Thierry Mariani n’est pas une ordure. Accompagné de François Hélie, secrétaire FN de la troisième circonscription de l’Essonne, qui n’est pas une ordure, le candidat numéro 3 sur la liste RN aux européennes, « a fait le tour des camps roms de Vigneux-sur-Seine » ainsi que nous l’apprennent deux journalistes du Parisien. Et c’est « avec en toile de fond, le camp rom qui longe la voie ferrée » que Thierry Mariani a tenu « sa conférence de presse en comité restreint ». Point presse aussi « sauvage » que les campements illicites dont il a dénoncé « l’insalubrité sans nom » avant de rejoindre les locaux plus cosy d’une réunion publique électorale.
« Mariani barre la route des roms » titre, usant d’un jeu de mots aussi imbécile que nauséeux, le quotidien régional dont la rédaction en chef n’est pas composée d’ordures. Thierry Mariani n’a pas participé mardi à la « manifestation-instrumentalisation contre l’antisémitisme ». Instrumentaliser l’antisémitisme c’est pas beau et Thierry Mariani n’est pas une ordure. Alors il préfère instrumentaliser l’anti-tsiganisme, la romaphobie en plein essor, qui fleurit partout en liberté sur les réseaux sociaux, avec l’approbation des braves gens et dans l’indifférence des autres. Thierry Mariani n’est pas une ordure, pas comme ces Roms qui vivent (regardez la photo!) parmi les déchets et sont donc aussi des déchets dont il faut d’urgence se débarrasser. L’ordure, pour Mariani, c’est les roms pauvres, européens sans droits, sans ressources, sans défense. Tout le monde est d’accord là-dessus, puisque qui ne dit mot consent, ce qui prouve bien qu’il a raison.
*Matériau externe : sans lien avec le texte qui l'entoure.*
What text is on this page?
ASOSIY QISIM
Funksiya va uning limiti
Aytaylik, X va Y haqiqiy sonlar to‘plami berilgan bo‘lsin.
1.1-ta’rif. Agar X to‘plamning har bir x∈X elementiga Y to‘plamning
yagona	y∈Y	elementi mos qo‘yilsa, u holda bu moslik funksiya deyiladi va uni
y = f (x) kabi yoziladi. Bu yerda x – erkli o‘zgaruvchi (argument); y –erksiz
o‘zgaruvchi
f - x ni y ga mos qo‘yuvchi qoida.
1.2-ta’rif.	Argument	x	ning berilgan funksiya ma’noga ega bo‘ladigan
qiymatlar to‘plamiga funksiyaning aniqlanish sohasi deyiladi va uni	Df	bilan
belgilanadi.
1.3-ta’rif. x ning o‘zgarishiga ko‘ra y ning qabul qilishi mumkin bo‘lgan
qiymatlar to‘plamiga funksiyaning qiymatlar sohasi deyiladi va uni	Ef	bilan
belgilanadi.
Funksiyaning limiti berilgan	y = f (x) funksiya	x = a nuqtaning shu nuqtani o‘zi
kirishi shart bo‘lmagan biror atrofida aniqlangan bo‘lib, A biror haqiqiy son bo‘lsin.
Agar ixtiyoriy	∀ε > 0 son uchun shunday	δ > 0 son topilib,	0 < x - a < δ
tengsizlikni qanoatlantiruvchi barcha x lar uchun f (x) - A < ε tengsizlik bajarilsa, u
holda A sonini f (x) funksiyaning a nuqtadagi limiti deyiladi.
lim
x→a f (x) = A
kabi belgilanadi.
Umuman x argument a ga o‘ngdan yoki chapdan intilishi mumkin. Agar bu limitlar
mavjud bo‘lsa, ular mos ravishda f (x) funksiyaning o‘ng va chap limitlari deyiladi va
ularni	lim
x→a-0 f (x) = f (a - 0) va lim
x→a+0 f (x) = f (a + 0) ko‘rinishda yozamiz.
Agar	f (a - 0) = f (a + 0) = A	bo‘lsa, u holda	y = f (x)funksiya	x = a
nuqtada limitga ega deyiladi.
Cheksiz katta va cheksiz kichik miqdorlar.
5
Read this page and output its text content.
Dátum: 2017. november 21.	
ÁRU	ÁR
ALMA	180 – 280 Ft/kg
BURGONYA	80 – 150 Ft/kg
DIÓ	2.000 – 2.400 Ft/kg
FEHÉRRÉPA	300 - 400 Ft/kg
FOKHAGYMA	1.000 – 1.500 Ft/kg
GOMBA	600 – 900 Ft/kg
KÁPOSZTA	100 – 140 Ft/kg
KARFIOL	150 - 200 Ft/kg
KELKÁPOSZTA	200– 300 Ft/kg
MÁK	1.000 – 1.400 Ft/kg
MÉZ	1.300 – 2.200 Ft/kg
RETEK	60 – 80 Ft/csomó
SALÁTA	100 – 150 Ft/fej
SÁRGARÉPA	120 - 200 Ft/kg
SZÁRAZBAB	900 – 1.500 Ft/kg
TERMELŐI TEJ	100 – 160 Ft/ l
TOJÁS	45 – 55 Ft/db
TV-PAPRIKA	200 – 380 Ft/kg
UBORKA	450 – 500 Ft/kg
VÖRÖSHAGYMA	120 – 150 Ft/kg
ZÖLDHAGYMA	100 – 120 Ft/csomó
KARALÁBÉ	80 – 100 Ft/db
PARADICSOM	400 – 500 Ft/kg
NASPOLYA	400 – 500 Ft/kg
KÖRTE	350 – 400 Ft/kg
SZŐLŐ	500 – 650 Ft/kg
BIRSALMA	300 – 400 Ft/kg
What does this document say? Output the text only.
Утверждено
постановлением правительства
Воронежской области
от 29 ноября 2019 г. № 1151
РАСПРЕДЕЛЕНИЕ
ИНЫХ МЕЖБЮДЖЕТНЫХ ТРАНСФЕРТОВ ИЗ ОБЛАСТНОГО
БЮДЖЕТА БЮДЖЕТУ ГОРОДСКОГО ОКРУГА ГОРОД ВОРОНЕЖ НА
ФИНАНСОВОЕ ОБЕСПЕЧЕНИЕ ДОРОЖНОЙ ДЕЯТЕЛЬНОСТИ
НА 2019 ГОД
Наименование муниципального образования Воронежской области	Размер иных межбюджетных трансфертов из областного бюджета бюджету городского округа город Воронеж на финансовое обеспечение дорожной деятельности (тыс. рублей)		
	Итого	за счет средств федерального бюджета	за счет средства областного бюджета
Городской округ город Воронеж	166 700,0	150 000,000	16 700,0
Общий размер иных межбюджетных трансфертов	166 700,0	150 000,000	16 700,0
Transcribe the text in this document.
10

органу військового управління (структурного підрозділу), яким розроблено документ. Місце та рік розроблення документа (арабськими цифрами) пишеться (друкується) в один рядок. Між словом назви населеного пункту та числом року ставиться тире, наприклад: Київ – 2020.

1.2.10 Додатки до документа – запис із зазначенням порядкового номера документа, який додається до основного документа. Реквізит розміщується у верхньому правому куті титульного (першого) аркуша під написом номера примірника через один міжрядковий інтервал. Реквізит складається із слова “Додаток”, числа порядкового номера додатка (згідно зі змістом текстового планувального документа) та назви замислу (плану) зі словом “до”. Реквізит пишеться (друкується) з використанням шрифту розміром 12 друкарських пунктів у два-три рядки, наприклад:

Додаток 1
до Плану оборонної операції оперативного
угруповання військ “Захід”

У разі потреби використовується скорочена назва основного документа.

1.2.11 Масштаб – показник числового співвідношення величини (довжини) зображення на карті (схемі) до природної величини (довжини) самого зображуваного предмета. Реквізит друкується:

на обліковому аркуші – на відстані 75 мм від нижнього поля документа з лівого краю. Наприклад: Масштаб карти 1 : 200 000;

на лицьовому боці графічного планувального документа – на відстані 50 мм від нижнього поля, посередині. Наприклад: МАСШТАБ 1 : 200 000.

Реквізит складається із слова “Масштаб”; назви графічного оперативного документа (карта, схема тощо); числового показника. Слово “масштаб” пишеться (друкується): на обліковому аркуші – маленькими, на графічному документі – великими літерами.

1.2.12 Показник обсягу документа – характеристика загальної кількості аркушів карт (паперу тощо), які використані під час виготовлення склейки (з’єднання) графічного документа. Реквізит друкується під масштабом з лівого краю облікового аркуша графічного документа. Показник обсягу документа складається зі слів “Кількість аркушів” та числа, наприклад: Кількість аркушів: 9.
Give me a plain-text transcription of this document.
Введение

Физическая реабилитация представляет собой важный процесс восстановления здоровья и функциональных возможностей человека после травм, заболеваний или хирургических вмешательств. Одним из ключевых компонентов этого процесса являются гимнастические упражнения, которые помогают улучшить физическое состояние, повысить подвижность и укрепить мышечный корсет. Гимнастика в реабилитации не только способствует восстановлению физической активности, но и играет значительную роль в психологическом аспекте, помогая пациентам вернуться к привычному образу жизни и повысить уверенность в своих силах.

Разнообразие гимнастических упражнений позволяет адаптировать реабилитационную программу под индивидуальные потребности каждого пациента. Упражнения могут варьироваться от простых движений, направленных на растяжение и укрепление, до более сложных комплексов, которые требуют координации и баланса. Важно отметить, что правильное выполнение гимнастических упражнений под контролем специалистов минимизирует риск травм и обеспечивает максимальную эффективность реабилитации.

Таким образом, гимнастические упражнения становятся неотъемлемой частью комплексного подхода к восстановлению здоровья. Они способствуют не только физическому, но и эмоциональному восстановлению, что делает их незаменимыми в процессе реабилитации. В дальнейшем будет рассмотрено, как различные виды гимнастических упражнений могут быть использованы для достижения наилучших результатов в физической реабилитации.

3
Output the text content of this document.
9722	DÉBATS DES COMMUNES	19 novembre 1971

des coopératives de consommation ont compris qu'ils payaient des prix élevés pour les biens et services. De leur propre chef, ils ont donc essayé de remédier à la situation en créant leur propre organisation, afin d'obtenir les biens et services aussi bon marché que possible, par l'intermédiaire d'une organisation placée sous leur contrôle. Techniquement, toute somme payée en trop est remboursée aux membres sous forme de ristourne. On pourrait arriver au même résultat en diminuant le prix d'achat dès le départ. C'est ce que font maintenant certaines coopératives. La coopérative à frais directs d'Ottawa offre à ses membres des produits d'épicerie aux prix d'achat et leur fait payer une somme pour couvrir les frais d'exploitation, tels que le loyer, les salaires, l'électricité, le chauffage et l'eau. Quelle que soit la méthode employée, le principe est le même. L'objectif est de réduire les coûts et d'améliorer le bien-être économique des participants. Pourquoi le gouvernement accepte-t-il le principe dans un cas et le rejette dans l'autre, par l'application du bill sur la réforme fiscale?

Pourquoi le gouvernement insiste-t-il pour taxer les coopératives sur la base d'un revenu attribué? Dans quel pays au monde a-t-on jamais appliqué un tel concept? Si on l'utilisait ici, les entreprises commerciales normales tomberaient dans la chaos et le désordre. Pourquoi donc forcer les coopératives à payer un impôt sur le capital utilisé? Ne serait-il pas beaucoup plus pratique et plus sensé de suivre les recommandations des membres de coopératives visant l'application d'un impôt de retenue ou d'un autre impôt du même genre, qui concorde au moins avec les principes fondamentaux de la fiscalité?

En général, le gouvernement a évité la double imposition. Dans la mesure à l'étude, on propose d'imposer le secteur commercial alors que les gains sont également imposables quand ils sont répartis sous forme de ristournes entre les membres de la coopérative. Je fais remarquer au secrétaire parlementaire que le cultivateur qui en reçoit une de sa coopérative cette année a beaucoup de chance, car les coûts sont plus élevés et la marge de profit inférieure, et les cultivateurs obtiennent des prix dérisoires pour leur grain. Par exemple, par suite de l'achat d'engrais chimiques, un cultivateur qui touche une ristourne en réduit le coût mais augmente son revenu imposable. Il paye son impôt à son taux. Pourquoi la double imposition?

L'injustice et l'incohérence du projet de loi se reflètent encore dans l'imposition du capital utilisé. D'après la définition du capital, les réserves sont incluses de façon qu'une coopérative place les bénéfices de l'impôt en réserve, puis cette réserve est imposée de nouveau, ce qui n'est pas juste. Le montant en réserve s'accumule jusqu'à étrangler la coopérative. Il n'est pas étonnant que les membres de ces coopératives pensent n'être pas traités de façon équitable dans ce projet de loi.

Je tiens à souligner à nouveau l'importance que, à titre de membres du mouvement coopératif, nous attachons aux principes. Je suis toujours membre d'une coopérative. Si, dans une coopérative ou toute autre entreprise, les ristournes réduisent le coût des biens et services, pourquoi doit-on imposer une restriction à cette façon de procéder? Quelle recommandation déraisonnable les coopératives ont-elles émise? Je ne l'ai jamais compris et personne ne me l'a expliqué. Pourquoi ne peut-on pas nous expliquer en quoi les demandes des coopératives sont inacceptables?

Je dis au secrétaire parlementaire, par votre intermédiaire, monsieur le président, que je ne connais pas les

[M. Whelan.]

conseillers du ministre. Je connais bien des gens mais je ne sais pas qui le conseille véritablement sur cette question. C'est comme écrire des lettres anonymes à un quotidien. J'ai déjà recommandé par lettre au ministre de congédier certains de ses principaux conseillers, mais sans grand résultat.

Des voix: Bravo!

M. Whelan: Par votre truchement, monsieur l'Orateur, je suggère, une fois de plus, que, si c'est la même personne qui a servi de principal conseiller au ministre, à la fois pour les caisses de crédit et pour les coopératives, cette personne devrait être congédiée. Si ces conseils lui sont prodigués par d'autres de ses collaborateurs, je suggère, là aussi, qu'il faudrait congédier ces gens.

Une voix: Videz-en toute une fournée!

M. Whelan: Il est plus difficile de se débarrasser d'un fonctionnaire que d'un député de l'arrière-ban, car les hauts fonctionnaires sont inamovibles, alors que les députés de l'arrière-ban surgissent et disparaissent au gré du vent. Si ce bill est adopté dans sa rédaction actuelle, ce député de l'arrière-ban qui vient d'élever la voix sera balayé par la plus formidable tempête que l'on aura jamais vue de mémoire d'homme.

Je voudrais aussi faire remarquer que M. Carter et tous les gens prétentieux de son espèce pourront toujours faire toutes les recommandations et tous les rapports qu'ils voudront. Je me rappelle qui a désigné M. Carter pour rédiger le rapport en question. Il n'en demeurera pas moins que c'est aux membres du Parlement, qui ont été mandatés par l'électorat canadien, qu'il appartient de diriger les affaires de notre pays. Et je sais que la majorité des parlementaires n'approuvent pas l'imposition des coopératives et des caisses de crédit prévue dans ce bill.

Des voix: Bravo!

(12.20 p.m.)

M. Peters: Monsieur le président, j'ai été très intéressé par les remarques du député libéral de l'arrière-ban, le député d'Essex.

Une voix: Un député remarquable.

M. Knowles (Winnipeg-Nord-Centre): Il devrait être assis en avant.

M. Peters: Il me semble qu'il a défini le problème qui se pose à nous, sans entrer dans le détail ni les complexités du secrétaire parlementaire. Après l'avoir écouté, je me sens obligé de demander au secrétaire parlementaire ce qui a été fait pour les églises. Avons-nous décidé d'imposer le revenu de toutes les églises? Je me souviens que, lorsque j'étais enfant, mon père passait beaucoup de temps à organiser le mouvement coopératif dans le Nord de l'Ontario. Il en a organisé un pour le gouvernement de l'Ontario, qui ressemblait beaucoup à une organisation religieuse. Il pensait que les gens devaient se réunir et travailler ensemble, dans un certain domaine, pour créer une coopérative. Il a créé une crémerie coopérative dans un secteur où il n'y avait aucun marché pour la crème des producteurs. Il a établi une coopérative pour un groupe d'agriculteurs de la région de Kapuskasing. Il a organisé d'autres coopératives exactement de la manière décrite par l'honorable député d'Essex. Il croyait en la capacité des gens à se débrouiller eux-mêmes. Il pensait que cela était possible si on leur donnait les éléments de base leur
« Par lâcheté on laisse ces situation durer » clame le prétendant à la gamelle européenne. Le courage, selon Mariani qui n’est pas une ordure, ça serait quoi ? L’article ne le précise pas mais on en a tout de même une idée puisque ça commence par l’évacuation des bidonvilles dès la fin de la trêve hivernale. Et puis ? La déportation ? Pourquoi pas, acquiesce implicitement Audey Guibert, conseillère régionale d'Ile-de-France, conseillère municipale de Savigny-sur-Orge, Déléguée départementale du Rassemblement national 91, et qui n’est pas une ordure. Dans un tweet, Audrey Guibert fixe non sans un extrême courage l’ « objectif zéro campement roms en France ». Avec à la clé le rétablissement des frontières et des contrôles douaniers : vive l’Europe.
« En mai 1943, après des années d'assassinats et de déportations, les nazis déclarèrent Berlin judenfrei, libre de Juifs. En février 2019, le rassemblement national nous promet une France Zigeunerfrei, libre de Tsiganes », commente dans un post Facebook l’écrivain rom Jacques Debot.
Plus de soixante-dix ans après le Samudaripen, le génocide des Tsiganes, les ordures du RN savent bien que la haine contre les Roms fait toujours führer.